49.14 Standardized Laparoscopic Surgery for Diverticular Colovesical Fistula

K. Tomizawa1, S. Matoba1, N. Okazaki1, K. Hiramatsu1, Y. Hanaoka1, S. Toda1, H. Kuroyanagi1, H. Kuroyanagi1  1Toranomon Hospital, Gastroenterological Surgery,Tokyo, Japan

Introduction: Colonic diverticular disease is widespread, and its incidence increases with aging. Patients suffering from diverticulitis and colovesical fistula are also increasing. Diverticular colonic resections are frequently more technically demanding than colon cancer due to inflammation. This study aimed to evaluate the safety and efficacy of our standardized laparoscopic procedure. 

Methods: A retrospective analysis was reviewed of 44 consecutive patients undergoing laparoscopic surgery for colovesical fistula during the period October 2006 to July 2018. 

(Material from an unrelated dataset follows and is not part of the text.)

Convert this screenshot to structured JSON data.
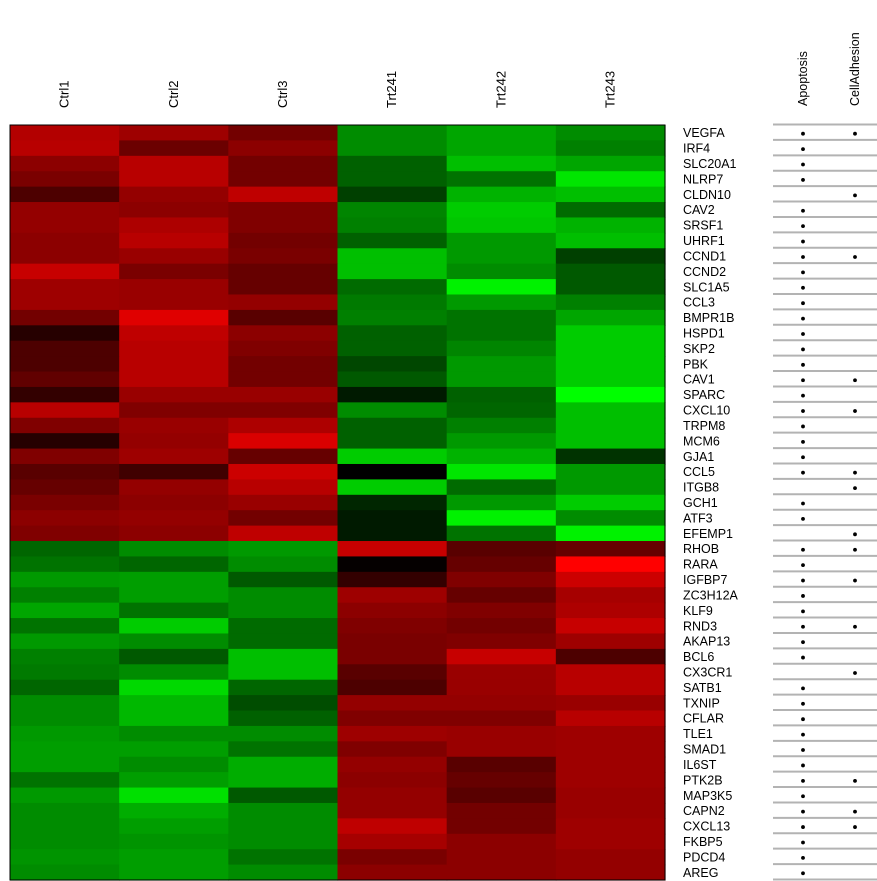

Results:The median age was 61 years and the patients comprised 40 men and 4 women. Surgical procedures were sigmoidectomy: thirty-eight, Hartmann's operation: four, low anterior resection: two, respectively. The median operating time was 201 minutes and the estimated blood loss was 65.5mL. There were no intraoperative complications and conversion to open surgery. No bladder wall repairs were required. Six patients had minor postoperative complications comprising a postoperative abscess and three cases of superficial wound infection and three cases of anastomotic bleeding. The median length of postoperative stay was 11days. No patients had recurrence of diverticulitis or fistula at median follow-up of 5.6 years. 

Conclusion:We demonstrated that laparoscopic surgery for colovesical fistula can be safely performed. Because of its minimally invasive, laparoscopic approach appears to be the ideal choice especially for the colovesical fistula. To our knowledge, this is the largest study of colovesical fistula treated with laparoscopic procedure.